By the age of 10 or 11, I'd graduated to using a pair of loudspeakers made from the 1960s radio­gram that my grandparants had - a HMV Stereomaster 2401 unless I'm very much mistaken. The loudspeakers had separate enclosures within the cabinet, which was dense chipboard covered in teak veneer, and it was an easy matter to cut out the centre section which housed the electronics and turntable. It was transistorised, so fairly safe and easy to repair. I re-housed the electronics and turntable, creating a basic "separates" system that was the subject of much modifying and tweaking. After a couple of years of this, I upraded the cartridge to a moving-magnet type, and went through several homemade stereo amplifiers until I was able to build something that somehow managed to look and sound quite good. It even got me a qualification!

Since those days, I've built countless things and learnt a lot from doing so.
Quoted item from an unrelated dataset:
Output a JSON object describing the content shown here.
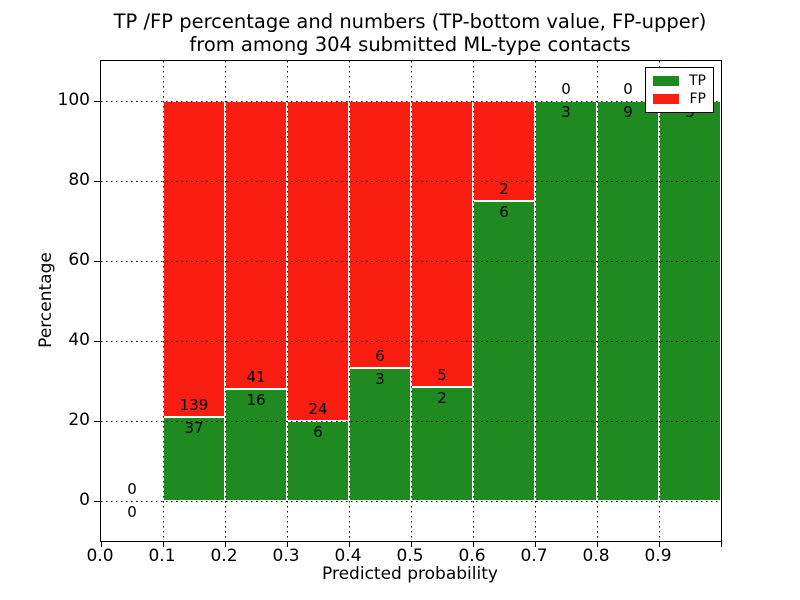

In my experience, you learn most when things don't work first time because the real lessons come from debugging. Given that I didn't get any decent test equipment until my late teens, I guess I had a lot of luck on my side in the early days. I also learnt a lot from fixing things - once people knew that I collected old electronic stuff, an amazing amount of broken gear came my way - at first most of these things were beyond my diagnosis abilities, so became sources of components, but as time went by I got better at fault-finding. In my late teens I had a part-time job with a local electrical shop where I was able to learn much more about this. Of course, back then electronic components tended to be big enough to see, and had wires emerging from them so you could easily replace them - not at all like the throw-away stuff we see today.

After finishing school and university, I took up a job in the broadcast industry, and have worked there in a variety of roles since.